M. Lalonde, dont la firme avait les mandats d'étude des sols avec Dessau, a admis par ailleurs avoir transmis de l'information privilégiée à plusieurs reprises à Frank Catania et associés, entre mars et septembre 2006.

« Quand on sera rendu à l'étape de s'en aller vers l'appel de qualification, assure-toi d'envoyer la version finale de tes estimés à Catania », lui a dit Martial Fillion pendant l'été. « Bernard Trépanier m'avait dit la même chose », a-t-il ajouté.

M. Lalonde a même avoué avoir eu des réunions techniques avec F. Catania, et tout ça avant l'octroi officiel du contrat à ce dernier par la SHDM en mars 2007.

L'entreprise Frank Catania et associés a été désignée par plusieurs témoins à la commission comme faisant partie d'un cartel des égouts actif à Montréal dans les années 2000. L'entreprise a aussi été liée au clan mafieux Rizzuto lors de précédents témoignages.

L'ex-président du comité exécutif de la Ville de Montréal Frank Zampino, l'homme d'affaires Paolo Catania, l'ex-président de la Société d'habitation de Montréal (SHDM) Martial Fillion et l'ex-organisateur politique d'Union Montréal Bernard Trépanier sont au nombre d'un groupe de neuf personnes arrêtées par l'escouade Marteau et accusées.

M. Fillion ne subira cependant pas son procès, il est décédé début février.

Des pots-de-vin pour Martial Fillion et Richer Dompierre

Le PDG de Genius a aussi affirmé le 31 janvier devant la commission que Bernard Trépanier lui a demandé 5000 $ pour Martial Fillion. M.Trépanier avait affirmé que l'ex-directeur général de la SHDM faisait alors des « travaux « chez lui et qu'il avait de « petits problèmes personnels » que M. Lalonde pouvait aider à régler, « puisqu'il n'avait pas été trop sollicité dans le cadre du projet Faubourg Contrecoeur ».

Michel Lalonde a remis l'argent à Trépanier et n'a pas vérifié s'il s'était bien rendu.
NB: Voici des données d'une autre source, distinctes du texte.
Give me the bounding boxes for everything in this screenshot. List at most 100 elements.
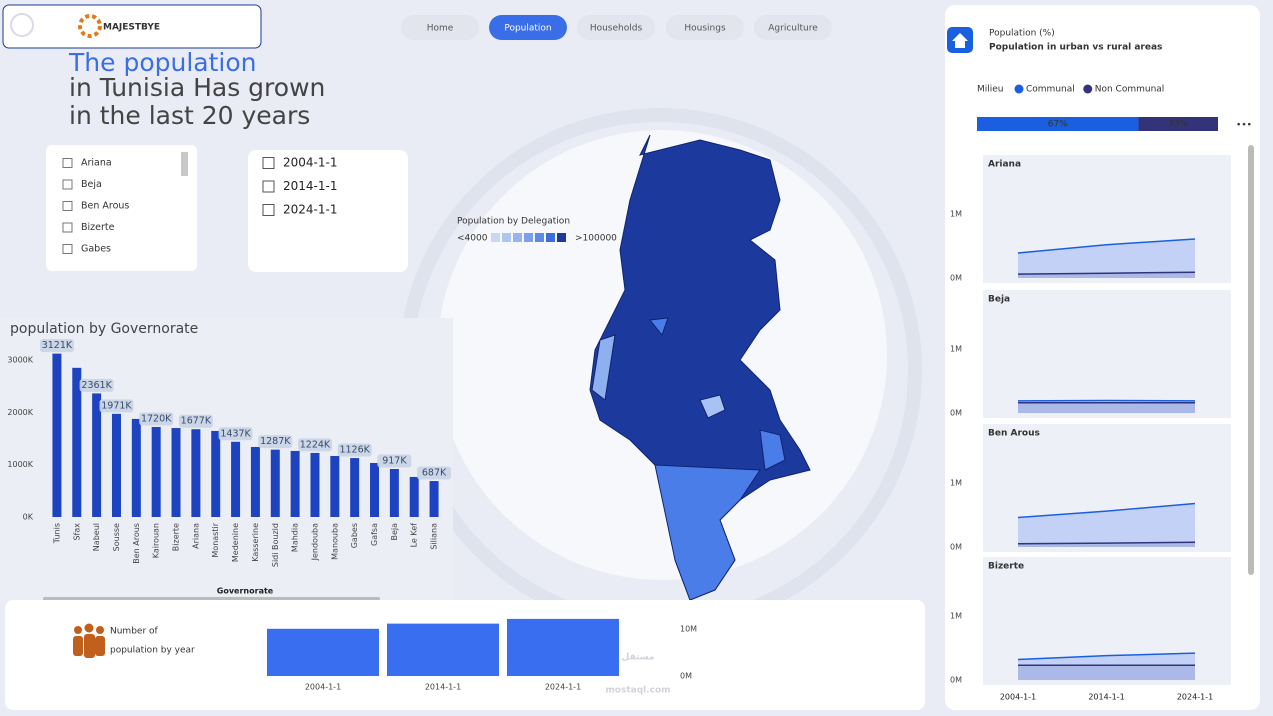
checkbox[interactable] [262, 204, 275, 216]
chart-title: Population in urban vs rural areas [989, 43, 1162, 53]
nav-tab-label: Home [427, 24, 454, 34]
x-tick-label: Kasserine [251, 523, 260, 562]
bar[interactable] [72, 367, 82, 517]
bar[interactable] [290, 450, 300, 517]
bar[interactable] [429, 481, 439, 517]
more-options[interactable]: ••• [1236, 121, 1252, 131]
data-label: 1224K [300, 439, 331, 450]
line[interactable] [1017, 541, 1196, 545]
bar[interactable] [231, 441, 241, 517]
area [1018, 272, 1195, 278]
y-tick-label: 3000K [7, 355, 33, 364]
x-tick-label: Sousse [112, 523, 121, 551]
bar[interactable] [111, 413, 121, 517]
data-label: 33% [1168, 120, 1188, 130]
checkbox[interactable] [62, 179, 73, 190]
y-tick-label: 0M [950, 409, 962, 418]
bar[interactable] [370, 462, 380, 517]
nav-tab[interactable] [754, 15, 832, 40]
y-tick-label: 1000K [7, 460, 33, 469]
x-tick-label: Ariana [191, 523, 200, 549]
logo-text: MAJESTBYE [103, 23, 160, 33]
y-tick-label: 0M [950, 676, 962, 685]
data-label-bg [39, 339, 74, 353]
area [1018, 503, 1195, 547]
bar[interactable] [270, 449, 280, 517]
bar[interactable] [250, 446, 260, 517]
chart-title: population by year [110, 646, 195, 656]
y-tick-label: 0M [950, 274, 962, 283]
legend-title: Milieu [977, 85, 1004, 95]
checkbox[interactable] [262, 180, 275, 193]
governorate-slicer [46, 145, 197, 271]
slicer-item: Ben Arous [81, 201, 129, 212]
line[interactable] [1017, 652, 1196, 661]
checkbox[interactable] [62, 222, 73, 233]
back-button[interactable] [10, 13, 34, 37]
nav-tab[interactable] [666, 15, 744, 40]
legend-swatch [1083, 84, 1093, 94]
data-label-bg [417, 466, 452, 480]
bar-segment[interactable] [1138, 117, 1218, 131]
bar-segment[interactable] [977, 117, 1139, 131]
bar[interactable] [330, 455, 340, 517]
area [1018, 402, 1195, 413]
x-tick-label: 2004-1-1 [1000, 693, 1036, 702]
bar[interactable] [131, 418, 141, 517]
bar[interactable] [350, 458, 360, 517]
checkbox[interactable] [262, 157, 275, 169]
bar[interactable] [92, 393, 102, 517]
checkbox[interactable] [62, 244, 73, 254]
x-tick-label: 2024-1-1 [545, 683, 581, 692]
y-tick-label: 0M [680, 672, 692, 681]
bar[interactable] [191, 429, 201, 517]
line[interactable] [1017, 502, 1196, 519]
slicer-item: Ariana [81, 158, 112, 169]
bar[interactable] [211, 430, 221, 517]
bar[interactable] [52, 353, 62, 517]
x-tick-label: Bizerte [172, 523, 181, 551]
slicer-item: Beja [81, 179, 102, 190]
nav-tab[interactable] [577, 15, 655, 40]
slicer-item: 2024-1-1 [283, 203, 337, 217]
panel-title: Ariana [988, 160, 1021, 170]
x-tick-label: Monastir [211, 522, 220, 557]
y-tick-label: 10M [680, 624, 697, 633]
map-region [654, 464, 761, 601]
checkbox[interactable] [62, 201, 73, 211]
map-region [699, 394, 726, 419]
line[interactable] [1017, 271, 1196, 275]
scrollbar[interactable] [1248, 145, 1254, 575]
data-label: 687K [422, 468, 447, 479]
map-region [759, 429, 786, 471]
data-label-bg [99, 399, 134, 413]
panel-title: Beja [988, 295, 1010, 305]
data-label: 67% [1048, 120, 1068, 130]
data-label-bg [258, 435, 293, 449]
x-tick-label: Gafsa [370, 523, 379, 546]
bar[interactable] [267, 628, 379, 676]
x-tick-label: Sidi Bouzid [271, 523, 280, 567]
bar[interactable] [387, 623, 499, 676]
line[interactable] [1017, 238, 1196, 254]
nav-tab-label: Households [590, 24, 643, 34]
slicer-item: Bizerte [81, 222, 115, 233]
logo-box[interactable] [2, 4, 262, 49]
legend-swatch [1014, 84, 1024, 94]
nav-tab[interactable] [401, 15, 479, 40]
data-label-bg [337, 443, 372, 457]
bar[interactable] [389, 469, 399, 517]
nav-tab[interactable] [489, 15, 567, 40]
chart-title: population by Governorate [10, 321, 198, 337]
panel [983, 290, 1231, 418]
bar[interactable] [171, 428, 181, 517]
bar[interactable] [507, 618, 619, 676]
bar[interactable] [151, 426, 161, 517]
bar[interactable] [310, 452, 320, 517]
checkbox[interactable] [62, 158, 73, 168]
x-tick-label: Beja [390, 523, 399, 541]
scrollbar[interactable] [181, 152, 188, 176]
bar[interactable] [409, 476, 419, 517]
chart-title: Number of [110, 627, 159, 637]
x-tick-label: 2014-1-1 [425, 683, 461, 692]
Michel Lalonde dit aussi qu'il a versé un pot-de-vin à l'ex-conseiller municipal Richer Dompierre, qui était responsable à l'époque de délivrer des permis dans l'arrondissement Mercier-Hochelaga-Maisonneuve. Selon lui, c'est Bernard Trépanier qui lui a demandé de verser la somme, au nom de Paolo Catania, qui ne pouvait le faire. Michel Lalonde affirme que Paolo Catania l'a bel et bien remboursé par la suite.

Le rôle de Richer Dompierre, a-t-il précisé, consistait à s'assurer que le dossier cheminait rapidement, et que les permis soient octroyés dans des délais permettant aux acteurs du projet de respecter l'échéancier prévu.